Frau Kennedy wusste, dass ihr Schwimmen nur einen Vorgeschmack auf diese Tortur bot. Sie war dort zu einem kurzen offiziellen Besuch als US-Botschafterin in Australien. JFK hatte fast eine Woche überlebt, war viele Meilen zwischen drei Inseln geschwommen, umgeben vom Feind, hatte einen verletzten Kameraden an Land gezerrt und wurde schließlich dank einer Botschaft, die er in eine Kokosnuss geschnitzt hatte, und der Tapferkeit der Salomonen und Australier gerettet half ihnen, einen alliierten Stützpunkt zu erreichen.

Sie kannte auch die beliebten Lehren aus dieser Erfahrung. Mut, Führung, Verantwortung für andere: Das waren die Bausteine ​​der JFK-Geschichte, die ihn zum Präsidenten beförderte und deren Förderung sie Jahrzehnte lang gewidmet hat.

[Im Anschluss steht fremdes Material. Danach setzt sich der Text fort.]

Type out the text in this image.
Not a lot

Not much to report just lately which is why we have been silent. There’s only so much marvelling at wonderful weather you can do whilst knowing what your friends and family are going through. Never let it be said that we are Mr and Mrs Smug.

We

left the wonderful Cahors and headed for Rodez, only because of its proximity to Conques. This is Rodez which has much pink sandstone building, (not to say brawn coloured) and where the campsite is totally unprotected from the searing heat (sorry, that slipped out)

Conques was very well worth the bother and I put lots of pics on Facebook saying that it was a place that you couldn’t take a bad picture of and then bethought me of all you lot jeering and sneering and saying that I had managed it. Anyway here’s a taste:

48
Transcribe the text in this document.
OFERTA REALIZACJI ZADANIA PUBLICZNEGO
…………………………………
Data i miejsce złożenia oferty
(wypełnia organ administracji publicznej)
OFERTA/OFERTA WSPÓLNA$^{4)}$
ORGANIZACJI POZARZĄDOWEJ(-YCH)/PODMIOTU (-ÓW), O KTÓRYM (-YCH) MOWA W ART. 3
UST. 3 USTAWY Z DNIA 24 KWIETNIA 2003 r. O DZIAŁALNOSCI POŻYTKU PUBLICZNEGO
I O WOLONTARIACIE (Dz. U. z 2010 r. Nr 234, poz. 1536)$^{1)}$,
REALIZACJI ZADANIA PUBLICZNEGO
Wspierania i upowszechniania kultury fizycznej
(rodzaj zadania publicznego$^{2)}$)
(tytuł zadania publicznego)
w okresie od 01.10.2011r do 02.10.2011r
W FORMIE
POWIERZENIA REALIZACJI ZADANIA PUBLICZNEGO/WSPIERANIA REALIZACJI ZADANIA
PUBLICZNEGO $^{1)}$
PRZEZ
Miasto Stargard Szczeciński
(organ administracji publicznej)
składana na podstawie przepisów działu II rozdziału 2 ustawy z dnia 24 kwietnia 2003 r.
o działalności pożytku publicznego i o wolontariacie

Aber das Schwimmen war ihre Idee und es passte zu einem neueren Muster. Sie wollte nicht einfach hinter einem Podium sprechen. Sie wollte den Ort fühlen und berühren, mit den Kämpfen kommunizieren, die mit der Zeit in die Ferne gerückt waren. Sie wollte, wie sie es ausdrückte, die Geschichte „aktiver“ machen.

Eine halbe Welt entfernt von den Vereinigten Staaten – wo eine andere Kennedy, ihr Cousin Robert, für das Präsidentenamt kandidiert und diesen berühmten Namen mit einer langfristigen Kampagne in Verbindung bringt, die von Verschwörungen über Covid-19 angeheizt wird – hat Frau Kennedy versucht, die Interessen ihrer Familie zu aktivieren Vermächtnis für die Diplomatie.

Als sie 2013 als US-Botschafterin in Japan anfing, verfügte sie weder über besondere Fachkenntnisse noch über diplomatische Erfahrung. Und manchmal wurden ihre Instinkte in Frage gestellt. Japan war nicht erfreut, als es 2014 seine jährliche Delfinjagd mit einem Tweet verurteilte; Sie gibt zu, dass es ihr immer noch schwerfällt, mit bestimmten Menschenmengen in Kontakt zu treten.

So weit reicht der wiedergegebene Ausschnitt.